In the story, Mother Tongue, Amy Tan, the author, highlights the problems that children raised by immigrant parents go through as they grow. Having born just a few years after her parents settled in California from China, Tan grew in an environment where spoken English was different from the conventional version of the same language. Learning English for immigrants, especially those coming from nations where the language is not taught in public schools like China, is almost a challenging task.
Eventually, these immigrants end up speaking some form of ‘simple’ or ‘broken’ English, which in turn affects their children’s linguistic development. Tan’s article presents a problem, viz. the challenges that children, which are born of immigrant parents, undergo in the process of learning the English language. This paper also gives the solution that Tan offers for such problems. In addition, the paper gives the perceptions that children develop towards themselves and those speaking the ‘broken’ English.
As children grow under the care of immigrant parents who cannot speak proper English, they end up affecting their linguistic development. Tan posits, “…the language spoken in the family, especially in immigrant families, which are more insular, plays a large role in shaping the language of the child” (509). Tan arrives at this conclusion from experience.
She admits that her mother’s version of the English language affected her performance in school in areas like IQ tests, the SAT, and achievement tests. These areas require an individual to have strong grounding on the English language by understanding its different constituents in sentence construction and other grammar elements.
This problem explains why Tan scored higher marks in mathematics and science as compared to English. This challenge is common amongst students of Asian origin studying in American schools. Tan argues that the majority of these students end up taking engineering as opposed to English courses.
Undeniably, the version of the English language spoken in the homes of these students is broken or limited. Therefore, they cannot understand the basics of the proper English language, and thus they opt to study engineering because it deals with concepts that do not require prowess in grammar.
Unfortunately, the challenge transcends home setting, and it spills over to education institutions, which compounds the Asian students’ challenges in American schools. Some tutors are not convinced of these students’ capability to perform excellently in English. However, instead of encouraging them to improve their skills, the teachers simply say it to the students’ faces.
Therefore, the teachers push the students into engineering courses, albeit indirectly. In addition, the Native American society thinks the same concerning these students’ English capabilities.
For instance, Tan recounts a case where her boss noted that perhaps one of the worst decisions she had made was to pursue writing because her skills in that area were horrifying. On the contrary, the boss felt that Tan should probably pursue accounting. These stereotypes hurt students of Asian origin studying in the United States. Therefore, they end up shunning English courses to pursue science and mathematics.
Another problem of having ‘limited’ English in their homes for students of Asian origin is the issue of perception. Mostly, these students have self-limiting perspectives. Tan posits, “…everything is limited, including people’s perceptions of the limited English speaker” (508).
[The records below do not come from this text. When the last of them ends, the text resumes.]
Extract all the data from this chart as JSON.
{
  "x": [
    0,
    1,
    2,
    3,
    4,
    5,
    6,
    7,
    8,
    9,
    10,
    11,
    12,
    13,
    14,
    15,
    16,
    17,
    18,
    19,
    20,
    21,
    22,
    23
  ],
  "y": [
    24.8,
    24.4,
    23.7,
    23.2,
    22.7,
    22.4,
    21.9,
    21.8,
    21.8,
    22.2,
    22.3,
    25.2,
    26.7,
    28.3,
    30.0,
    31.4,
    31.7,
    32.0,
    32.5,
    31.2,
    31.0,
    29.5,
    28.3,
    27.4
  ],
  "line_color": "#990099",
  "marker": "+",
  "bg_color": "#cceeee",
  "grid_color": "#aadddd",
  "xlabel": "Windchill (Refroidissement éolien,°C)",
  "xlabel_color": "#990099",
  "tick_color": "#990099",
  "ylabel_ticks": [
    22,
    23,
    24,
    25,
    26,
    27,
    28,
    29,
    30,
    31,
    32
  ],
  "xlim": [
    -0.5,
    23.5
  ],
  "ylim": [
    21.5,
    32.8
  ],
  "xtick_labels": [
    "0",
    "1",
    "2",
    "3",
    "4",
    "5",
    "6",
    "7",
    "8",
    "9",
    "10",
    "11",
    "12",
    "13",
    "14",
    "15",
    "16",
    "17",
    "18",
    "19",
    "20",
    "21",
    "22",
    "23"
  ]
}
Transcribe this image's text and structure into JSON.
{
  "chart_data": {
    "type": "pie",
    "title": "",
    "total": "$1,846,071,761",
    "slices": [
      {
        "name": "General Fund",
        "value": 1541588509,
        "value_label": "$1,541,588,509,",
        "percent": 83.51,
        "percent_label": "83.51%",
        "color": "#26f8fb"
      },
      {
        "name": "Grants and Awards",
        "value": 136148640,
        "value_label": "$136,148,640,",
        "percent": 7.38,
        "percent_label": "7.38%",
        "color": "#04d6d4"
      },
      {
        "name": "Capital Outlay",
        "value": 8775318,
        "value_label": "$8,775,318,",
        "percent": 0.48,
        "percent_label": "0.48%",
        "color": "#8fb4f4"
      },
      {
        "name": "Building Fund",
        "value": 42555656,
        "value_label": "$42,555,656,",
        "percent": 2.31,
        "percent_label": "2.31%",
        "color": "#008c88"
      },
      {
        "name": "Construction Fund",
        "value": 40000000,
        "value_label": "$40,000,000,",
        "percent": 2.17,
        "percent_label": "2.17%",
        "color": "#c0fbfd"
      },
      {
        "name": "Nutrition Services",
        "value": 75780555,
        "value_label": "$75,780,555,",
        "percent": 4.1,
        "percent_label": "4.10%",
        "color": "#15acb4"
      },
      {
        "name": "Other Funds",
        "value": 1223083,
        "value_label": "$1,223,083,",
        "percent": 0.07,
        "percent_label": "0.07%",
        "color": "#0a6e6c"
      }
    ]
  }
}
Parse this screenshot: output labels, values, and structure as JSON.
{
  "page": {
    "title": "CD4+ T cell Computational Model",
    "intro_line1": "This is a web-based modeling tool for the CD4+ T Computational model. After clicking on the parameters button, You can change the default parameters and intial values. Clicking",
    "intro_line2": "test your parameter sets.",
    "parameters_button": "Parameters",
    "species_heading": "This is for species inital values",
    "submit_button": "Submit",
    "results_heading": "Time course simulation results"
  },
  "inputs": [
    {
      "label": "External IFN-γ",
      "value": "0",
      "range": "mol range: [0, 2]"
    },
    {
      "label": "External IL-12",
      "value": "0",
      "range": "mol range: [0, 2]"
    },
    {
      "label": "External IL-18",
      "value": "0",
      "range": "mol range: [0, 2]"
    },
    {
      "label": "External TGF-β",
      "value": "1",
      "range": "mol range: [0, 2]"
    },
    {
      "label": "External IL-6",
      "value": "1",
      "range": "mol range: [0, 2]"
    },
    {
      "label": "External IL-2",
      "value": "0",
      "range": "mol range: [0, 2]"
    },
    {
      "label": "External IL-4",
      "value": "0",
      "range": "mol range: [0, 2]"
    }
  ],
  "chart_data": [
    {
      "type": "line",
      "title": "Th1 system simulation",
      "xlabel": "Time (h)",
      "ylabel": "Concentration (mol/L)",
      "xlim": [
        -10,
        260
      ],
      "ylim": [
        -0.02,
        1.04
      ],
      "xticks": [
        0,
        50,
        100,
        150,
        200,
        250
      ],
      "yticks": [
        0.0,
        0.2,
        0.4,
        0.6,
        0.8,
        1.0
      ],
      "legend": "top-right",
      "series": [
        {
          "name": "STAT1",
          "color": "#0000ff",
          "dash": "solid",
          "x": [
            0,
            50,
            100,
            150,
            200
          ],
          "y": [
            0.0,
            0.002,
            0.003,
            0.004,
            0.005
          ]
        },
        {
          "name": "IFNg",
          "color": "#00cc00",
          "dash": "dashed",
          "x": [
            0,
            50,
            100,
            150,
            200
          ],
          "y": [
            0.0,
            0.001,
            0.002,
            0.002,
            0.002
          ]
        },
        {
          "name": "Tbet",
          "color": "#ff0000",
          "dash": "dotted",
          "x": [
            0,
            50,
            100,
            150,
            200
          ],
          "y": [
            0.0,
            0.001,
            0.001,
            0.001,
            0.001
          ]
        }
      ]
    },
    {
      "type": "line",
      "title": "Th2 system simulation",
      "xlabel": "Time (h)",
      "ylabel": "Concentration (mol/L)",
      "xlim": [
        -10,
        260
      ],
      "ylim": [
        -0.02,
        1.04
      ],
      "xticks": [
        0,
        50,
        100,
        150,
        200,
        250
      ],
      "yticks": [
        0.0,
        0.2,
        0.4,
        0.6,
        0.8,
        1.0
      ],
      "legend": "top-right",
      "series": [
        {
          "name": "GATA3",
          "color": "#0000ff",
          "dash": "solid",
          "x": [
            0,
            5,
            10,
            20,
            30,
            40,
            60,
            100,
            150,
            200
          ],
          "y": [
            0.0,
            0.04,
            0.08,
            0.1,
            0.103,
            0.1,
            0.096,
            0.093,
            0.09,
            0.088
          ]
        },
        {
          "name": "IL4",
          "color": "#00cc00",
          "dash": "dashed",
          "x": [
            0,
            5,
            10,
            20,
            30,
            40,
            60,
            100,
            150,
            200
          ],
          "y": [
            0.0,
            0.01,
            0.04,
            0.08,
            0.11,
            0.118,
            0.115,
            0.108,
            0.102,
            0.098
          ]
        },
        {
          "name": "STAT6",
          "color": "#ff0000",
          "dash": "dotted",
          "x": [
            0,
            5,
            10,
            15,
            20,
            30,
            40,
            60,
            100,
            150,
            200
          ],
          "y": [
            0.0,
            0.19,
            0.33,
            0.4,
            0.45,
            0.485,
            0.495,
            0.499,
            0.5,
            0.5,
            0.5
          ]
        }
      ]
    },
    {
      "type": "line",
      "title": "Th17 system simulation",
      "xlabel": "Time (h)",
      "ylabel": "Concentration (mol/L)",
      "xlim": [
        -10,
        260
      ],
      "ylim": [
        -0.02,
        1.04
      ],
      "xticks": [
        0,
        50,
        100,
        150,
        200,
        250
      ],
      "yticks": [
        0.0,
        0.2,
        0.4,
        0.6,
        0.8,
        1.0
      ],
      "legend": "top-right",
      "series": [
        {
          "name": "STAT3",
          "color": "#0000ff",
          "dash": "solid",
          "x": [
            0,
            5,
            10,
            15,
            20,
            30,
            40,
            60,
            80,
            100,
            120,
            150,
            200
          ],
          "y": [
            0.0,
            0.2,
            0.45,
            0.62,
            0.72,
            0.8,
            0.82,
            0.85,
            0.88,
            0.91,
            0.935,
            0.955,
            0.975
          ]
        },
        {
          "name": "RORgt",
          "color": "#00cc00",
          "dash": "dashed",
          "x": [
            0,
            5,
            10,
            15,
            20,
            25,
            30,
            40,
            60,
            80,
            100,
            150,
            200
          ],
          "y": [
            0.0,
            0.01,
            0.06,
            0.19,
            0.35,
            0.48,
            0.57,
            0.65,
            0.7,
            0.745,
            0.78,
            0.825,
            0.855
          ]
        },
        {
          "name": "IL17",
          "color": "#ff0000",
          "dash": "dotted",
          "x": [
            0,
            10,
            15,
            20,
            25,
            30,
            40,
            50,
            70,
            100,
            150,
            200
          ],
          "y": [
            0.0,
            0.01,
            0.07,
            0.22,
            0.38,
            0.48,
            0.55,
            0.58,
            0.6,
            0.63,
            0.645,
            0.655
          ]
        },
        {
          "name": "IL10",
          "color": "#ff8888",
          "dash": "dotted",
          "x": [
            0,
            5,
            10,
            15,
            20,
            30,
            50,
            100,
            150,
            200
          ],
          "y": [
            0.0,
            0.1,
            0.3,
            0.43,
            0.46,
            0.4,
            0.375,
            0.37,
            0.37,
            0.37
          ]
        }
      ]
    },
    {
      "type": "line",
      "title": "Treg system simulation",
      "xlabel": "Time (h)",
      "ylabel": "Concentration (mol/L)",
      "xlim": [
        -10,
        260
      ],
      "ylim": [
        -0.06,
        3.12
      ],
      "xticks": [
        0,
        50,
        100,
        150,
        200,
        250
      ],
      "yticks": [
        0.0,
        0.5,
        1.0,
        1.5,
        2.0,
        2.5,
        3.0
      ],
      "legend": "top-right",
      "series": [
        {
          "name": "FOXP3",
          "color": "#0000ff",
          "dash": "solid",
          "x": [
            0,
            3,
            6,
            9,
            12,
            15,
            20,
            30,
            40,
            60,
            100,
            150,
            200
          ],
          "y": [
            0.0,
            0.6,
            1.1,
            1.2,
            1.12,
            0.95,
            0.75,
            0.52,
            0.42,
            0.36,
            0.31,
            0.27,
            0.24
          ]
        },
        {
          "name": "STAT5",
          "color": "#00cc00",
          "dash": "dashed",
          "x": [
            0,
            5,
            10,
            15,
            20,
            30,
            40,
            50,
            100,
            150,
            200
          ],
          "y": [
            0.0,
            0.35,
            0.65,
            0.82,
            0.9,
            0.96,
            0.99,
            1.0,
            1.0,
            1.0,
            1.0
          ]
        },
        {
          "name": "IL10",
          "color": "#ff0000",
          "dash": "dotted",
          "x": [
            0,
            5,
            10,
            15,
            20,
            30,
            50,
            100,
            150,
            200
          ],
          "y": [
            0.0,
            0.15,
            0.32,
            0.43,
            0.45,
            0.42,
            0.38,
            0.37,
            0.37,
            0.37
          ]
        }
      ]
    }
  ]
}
Tan believed that her mother’s thoughts were limited because whatever she had to say was incoherent and imperfect. This perception elicited feelings of shame in Tan towards her mother.
However, Tan’s feelings towards her mother were not simply abstract or unfounded. People surrounding her mother confirmed these feelings because they never took her seriously, no matter what she said. Apparently, Tan’s mother was also ashamed of her shortcomings, which explains why, at times, she had to use her daughter to communicate in her position. Conventionally, children look to their parents for inspiration.
However, if children cannot find such motivation and inspiration from their parents, they end up developing self-limiting perceptions, which might affect their future lives. Therefore, the pertinent question is what should be done in a bid to counter such shortcomings that are associated with students of Asian origin studying in the United States. Even though Tan does not give a direct answer to this question, students facing these challenges should follow her example.
Perhaps students of Asian origin studying in the United States should become rebellious. Tan notes, “Fortunately, I happen to be rebellious in nature and enjoy the challenge of disproving assumptions made about me” (510). Therefore, the solution for these challenges lies in disapproving the stereotype that immigrants speak broken English, and they cannot excel in the language.
Just like Tan, students facing this predicament should strive to rise above the baseless stereotypes and believe in their capabilities to become what they want. The mind can be trained to familiarise themselves with anything, and thus such students need to understand this principle and endeavor to achieve their goal of excelling in the English language. Tan is a living example that individuals of Asian origin can excel in studying and pursuing a career in the English language.
Tan, Amy. “Mother tongue.” A Writer’s reader. Eds. Donald Hall and Donald Emblem. New York: Longman, 2001. 506-510. Print.